Defensive properties of HAT-deficient mutant plants in response to β-ocimene. WT Col-0 plants and T-DNA insertion mutant plants of the respective HATs were exposed to the headspace volatiles released from TEC without (−) or with (+) β-ocimene during 26–32 dap (see Figure 2A). A S. litura larva was released onto the plants at 32 dap, and the net body weight that the larva gained during 4 d was determined. Data represent values relative to those from WT plants with volatiles from TEC alone, with the mean ± standard error (n = 10–12). Data marked with an asterisk(s) are significantly different between (+) and (−), based on a Student’s t test (**0.001 ≤ P < 0.01; *0.01 ≤ P < 0.05).

Figure 7

Involvement of HDA6 in transcriptional regulation of ERF8 and ERF104 following defense induction. Relative transcript accumulation levels (A) and acetylation levels of histones H3 and H4 (B) of ERF8 and ERF104 in leaves of WT Col-0 and hda6 mutant plants exposed to the headspace volatiles released from TEC were determined.
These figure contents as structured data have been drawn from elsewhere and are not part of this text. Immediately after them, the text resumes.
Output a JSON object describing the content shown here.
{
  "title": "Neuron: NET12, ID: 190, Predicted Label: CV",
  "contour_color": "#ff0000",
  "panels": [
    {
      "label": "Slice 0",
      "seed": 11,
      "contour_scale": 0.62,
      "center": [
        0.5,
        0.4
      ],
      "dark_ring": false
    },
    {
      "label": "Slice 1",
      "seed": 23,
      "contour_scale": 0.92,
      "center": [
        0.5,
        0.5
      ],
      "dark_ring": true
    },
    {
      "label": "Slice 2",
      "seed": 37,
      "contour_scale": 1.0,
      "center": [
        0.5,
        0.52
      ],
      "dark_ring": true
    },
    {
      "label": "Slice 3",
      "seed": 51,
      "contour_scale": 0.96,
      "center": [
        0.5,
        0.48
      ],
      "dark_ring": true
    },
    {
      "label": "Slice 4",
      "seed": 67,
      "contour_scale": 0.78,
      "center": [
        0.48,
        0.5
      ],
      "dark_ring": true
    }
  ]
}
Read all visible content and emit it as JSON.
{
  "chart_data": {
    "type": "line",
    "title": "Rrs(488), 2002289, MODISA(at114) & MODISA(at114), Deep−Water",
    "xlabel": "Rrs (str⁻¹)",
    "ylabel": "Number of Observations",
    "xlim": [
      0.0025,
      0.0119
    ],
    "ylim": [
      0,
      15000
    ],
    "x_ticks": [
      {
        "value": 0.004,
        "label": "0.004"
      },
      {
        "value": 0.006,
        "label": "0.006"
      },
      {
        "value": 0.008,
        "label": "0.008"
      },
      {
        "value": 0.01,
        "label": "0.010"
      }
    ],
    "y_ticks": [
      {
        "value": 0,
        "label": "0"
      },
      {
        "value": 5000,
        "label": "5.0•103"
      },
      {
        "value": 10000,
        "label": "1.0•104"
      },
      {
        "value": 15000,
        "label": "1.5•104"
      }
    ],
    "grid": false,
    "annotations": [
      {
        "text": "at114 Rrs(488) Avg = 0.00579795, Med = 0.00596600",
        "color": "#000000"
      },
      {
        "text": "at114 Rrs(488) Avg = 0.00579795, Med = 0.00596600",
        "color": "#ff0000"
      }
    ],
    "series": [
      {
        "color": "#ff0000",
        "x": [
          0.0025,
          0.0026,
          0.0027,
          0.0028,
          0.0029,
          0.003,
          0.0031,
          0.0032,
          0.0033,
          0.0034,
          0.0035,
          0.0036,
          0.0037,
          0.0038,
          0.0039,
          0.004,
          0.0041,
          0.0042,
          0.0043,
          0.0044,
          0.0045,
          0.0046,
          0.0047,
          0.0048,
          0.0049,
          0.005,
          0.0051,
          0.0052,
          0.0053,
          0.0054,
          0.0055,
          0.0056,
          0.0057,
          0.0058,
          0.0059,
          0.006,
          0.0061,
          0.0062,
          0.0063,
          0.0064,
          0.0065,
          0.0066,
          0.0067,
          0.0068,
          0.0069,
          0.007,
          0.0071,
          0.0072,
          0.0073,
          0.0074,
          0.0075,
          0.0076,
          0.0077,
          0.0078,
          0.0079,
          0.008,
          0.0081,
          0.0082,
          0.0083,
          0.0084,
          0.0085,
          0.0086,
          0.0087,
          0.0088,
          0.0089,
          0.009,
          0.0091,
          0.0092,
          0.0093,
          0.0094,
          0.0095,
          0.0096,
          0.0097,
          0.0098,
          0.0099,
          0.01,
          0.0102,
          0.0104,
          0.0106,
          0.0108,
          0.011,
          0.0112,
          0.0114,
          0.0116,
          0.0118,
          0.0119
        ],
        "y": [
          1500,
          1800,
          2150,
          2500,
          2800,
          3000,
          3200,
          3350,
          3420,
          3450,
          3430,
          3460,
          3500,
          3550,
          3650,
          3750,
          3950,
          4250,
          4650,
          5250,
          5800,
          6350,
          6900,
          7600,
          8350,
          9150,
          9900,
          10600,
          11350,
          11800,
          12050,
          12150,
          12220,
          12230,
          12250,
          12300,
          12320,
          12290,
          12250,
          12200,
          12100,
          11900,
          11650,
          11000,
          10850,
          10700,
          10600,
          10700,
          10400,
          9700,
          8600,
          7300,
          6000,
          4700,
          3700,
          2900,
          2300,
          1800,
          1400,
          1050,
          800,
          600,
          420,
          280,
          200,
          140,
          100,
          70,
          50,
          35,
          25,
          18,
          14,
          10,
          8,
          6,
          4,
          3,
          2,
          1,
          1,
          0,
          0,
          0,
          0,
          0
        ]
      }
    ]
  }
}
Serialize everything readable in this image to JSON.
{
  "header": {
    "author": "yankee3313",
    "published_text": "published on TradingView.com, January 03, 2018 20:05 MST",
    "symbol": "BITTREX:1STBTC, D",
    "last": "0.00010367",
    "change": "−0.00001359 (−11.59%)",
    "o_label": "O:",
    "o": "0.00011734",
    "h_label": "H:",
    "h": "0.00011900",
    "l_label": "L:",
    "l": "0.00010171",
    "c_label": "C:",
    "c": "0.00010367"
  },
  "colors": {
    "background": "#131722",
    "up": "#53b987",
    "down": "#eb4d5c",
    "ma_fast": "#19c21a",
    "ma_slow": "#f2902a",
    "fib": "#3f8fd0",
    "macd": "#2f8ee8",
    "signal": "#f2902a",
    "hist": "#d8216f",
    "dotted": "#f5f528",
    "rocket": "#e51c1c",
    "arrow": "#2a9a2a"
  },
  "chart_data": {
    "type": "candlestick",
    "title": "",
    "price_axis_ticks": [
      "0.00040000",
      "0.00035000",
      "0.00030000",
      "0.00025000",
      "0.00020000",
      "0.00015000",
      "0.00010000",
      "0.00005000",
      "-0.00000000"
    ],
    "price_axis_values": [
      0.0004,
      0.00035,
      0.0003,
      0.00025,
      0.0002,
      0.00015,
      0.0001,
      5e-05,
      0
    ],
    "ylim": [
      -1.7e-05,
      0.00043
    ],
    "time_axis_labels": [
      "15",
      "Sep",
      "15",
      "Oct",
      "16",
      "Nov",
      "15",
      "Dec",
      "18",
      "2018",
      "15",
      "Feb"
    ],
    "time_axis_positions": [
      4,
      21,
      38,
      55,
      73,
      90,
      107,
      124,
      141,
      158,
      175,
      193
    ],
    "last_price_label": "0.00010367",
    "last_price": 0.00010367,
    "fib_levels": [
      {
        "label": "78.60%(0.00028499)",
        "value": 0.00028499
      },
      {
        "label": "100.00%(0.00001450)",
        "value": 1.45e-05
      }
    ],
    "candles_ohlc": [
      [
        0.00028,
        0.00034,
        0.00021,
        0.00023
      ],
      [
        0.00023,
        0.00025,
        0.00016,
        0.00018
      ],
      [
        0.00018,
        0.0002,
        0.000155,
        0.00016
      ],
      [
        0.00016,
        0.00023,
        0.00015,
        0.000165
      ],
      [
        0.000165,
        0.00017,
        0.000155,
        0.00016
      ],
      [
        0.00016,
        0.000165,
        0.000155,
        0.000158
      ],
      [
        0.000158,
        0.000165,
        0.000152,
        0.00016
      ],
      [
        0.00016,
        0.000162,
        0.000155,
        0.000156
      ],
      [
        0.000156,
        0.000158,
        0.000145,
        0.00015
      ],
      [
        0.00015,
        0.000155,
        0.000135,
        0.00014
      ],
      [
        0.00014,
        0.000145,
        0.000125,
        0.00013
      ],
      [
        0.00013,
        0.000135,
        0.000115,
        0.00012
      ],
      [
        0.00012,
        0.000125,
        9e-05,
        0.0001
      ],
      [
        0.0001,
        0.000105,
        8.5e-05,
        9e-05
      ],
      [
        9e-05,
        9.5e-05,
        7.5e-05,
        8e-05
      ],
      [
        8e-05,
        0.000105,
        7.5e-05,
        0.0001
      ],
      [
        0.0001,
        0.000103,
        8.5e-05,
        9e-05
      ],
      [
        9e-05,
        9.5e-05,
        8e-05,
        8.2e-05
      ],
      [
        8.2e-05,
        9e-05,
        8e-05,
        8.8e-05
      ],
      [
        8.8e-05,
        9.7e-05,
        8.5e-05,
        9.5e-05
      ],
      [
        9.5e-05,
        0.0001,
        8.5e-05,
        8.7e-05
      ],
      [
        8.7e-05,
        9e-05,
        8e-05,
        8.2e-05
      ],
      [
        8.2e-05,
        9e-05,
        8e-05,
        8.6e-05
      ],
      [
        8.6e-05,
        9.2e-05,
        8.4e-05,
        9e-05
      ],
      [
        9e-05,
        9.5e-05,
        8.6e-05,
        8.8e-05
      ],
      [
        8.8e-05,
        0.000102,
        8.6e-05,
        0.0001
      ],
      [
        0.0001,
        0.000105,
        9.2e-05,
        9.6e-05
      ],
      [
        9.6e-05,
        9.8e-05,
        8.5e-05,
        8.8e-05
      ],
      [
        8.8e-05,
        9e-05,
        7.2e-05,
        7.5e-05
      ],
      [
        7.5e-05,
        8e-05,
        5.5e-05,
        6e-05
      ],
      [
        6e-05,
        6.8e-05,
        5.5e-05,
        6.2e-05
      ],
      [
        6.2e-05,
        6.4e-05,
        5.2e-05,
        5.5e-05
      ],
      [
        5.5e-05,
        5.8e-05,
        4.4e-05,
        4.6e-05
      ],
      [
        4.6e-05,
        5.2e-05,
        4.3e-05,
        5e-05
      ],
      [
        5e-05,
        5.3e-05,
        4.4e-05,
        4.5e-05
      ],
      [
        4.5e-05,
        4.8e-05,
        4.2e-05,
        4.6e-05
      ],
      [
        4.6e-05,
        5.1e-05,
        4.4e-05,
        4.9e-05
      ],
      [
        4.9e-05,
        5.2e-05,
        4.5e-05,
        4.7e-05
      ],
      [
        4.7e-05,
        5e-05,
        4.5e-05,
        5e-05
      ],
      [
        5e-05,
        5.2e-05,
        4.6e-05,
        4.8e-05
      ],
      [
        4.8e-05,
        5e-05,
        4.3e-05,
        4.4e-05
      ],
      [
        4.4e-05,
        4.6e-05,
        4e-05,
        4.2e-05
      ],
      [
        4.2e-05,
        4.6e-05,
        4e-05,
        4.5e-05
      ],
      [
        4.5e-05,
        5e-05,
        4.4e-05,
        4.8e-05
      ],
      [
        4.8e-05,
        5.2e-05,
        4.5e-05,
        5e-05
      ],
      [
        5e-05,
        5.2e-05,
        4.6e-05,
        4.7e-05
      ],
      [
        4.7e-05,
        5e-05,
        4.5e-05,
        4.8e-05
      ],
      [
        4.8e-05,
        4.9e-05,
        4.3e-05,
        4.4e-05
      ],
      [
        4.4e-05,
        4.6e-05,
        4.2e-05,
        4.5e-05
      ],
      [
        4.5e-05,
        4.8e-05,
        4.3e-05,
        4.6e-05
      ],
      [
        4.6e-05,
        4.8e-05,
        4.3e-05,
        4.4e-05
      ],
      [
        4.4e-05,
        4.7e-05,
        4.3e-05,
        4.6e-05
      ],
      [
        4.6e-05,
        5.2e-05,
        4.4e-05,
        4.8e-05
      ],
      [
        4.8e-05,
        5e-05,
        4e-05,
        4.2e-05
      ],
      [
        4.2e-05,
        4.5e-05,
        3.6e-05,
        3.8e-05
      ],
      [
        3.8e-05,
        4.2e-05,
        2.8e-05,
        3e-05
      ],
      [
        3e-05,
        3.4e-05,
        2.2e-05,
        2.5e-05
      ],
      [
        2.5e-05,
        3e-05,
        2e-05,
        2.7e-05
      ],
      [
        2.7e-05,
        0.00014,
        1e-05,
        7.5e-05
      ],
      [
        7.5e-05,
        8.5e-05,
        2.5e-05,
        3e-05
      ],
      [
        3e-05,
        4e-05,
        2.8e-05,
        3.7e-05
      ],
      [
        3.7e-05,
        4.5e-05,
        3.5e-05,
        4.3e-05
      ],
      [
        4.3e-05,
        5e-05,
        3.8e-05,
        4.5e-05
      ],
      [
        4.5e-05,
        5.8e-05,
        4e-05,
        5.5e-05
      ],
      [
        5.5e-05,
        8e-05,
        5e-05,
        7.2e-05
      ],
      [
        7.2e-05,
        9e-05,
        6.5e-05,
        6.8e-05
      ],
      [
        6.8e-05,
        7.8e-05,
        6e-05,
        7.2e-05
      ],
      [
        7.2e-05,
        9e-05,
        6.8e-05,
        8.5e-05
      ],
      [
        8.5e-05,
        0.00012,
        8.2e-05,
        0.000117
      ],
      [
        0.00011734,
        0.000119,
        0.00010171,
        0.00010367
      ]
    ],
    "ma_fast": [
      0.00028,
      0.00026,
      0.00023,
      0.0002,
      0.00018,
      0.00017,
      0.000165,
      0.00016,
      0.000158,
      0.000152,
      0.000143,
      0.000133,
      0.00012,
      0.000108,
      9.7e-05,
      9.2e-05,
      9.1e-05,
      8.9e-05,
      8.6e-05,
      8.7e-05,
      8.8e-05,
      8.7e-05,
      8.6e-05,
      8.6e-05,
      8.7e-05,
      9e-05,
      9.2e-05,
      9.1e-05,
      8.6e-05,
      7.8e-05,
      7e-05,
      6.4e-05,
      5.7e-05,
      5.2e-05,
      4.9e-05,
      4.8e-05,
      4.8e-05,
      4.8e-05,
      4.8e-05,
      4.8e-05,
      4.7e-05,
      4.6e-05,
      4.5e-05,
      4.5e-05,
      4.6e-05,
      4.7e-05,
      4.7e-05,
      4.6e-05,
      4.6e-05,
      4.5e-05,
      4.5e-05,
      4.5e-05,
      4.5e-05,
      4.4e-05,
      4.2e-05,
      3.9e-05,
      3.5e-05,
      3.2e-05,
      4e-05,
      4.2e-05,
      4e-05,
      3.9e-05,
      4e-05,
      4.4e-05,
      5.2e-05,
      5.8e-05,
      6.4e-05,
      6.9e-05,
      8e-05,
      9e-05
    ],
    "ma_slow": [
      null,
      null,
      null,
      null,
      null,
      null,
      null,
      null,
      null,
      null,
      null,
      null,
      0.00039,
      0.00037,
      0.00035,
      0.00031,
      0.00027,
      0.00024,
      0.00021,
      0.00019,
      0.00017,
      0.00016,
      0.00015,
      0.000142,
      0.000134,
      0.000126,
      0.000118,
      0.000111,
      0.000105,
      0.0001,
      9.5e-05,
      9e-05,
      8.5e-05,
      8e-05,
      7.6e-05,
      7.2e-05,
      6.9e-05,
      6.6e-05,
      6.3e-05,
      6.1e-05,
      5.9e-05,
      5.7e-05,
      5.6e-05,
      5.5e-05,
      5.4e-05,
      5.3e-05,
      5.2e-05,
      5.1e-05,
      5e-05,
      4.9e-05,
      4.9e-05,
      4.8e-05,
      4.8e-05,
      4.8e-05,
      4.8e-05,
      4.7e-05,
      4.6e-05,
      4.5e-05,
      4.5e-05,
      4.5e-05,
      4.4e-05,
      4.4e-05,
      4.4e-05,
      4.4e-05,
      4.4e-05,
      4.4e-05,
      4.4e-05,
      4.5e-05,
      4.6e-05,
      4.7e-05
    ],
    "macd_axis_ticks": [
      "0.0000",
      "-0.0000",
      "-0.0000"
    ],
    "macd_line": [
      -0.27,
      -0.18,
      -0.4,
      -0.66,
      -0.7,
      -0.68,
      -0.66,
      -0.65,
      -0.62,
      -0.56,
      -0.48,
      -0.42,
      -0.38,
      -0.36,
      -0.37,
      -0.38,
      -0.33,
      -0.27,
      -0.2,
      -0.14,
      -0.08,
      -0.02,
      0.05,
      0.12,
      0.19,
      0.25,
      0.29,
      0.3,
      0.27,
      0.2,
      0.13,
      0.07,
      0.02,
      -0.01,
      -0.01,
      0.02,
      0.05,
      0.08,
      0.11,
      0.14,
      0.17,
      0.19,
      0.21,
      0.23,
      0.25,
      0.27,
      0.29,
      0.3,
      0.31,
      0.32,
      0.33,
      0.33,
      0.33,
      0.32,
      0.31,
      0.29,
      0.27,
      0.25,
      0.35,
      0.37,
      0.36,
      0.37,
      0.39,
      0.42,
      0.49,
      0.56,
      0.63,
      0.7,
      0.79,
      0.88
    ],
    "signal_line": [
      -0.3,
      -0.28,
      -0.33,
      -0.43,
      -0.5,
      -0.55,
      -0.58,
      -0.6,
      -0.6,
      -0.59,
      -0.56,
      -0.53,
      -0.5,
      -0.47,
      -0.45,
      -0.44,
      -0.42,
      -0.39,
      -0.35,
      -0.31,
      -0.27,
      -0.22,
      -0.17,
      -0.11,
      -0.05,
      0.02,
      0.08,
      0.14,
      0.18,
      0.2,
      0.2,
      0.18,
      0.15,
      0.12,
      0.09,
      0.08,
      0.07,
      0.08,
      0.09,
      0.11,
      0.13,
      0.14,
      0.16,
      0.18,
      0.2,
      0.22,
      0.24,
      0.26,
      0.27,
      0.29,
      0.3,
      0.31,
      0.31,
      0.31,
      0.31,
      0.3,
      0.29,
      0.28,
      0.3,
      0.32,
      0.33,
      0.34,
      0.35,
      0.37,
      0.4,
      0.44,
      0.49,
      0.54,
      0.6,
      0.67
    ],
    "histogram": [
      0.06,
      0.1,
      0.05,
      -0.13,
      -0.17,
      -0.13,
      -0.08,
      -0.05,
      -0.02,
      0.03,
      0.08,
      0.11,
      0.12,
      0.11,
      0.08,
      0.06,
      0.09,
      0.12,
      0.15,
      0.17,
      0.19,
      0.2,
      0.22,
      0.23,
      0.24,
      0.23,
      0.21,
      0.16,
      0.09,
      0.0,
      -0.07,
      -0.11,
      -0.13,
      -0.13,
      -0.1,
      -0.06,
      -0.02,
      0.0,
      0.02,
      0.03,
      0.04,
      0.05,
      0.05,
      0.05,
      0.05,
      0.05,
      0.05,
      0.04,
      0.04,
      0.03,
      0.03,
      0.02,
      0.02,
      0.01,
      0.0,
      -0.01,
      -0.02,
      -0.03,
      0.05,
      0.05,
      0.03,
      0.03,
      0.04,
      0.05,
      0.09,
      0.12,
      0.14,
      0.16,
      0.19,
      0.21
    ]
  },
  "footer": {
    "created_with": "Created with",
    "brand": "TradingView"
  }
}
C, Positional profiles of histone H4 acetylation on ERF8 and ERF104 in leaves of WT and hda6 plants exposed to volatiles from TEC with (+) or without (−) β-ocimene, during 26–32 dap (see Figure 2A). D, A S. litura larva was released onto the plant immediately after the WT and hda6 plants were exposed to the headspace volatiles released from TEC ± β-ocimene, and the net body weight of the larva gained during 4 d was determined. Data represent the mean and standard error (n = 5, 3 and 23 for (A), (B) and (D), respectively). For (A) and (B), data marked with an asterisk(s) are significantly different, based on a Student’s t test (**0.001 ≤ P < 0.01; *0.01 ≤ P < 0.05). For (D), means indicated by different small letters are significantly different, based on an ANOVA with post-hoc Tukey’s HSD (P < 0.05).

Figure 8

Model of the histone acetylation/deacetylation on ERF8/ERF104, leading to defense responses in Arabidopsis plants in response to β-ocimene.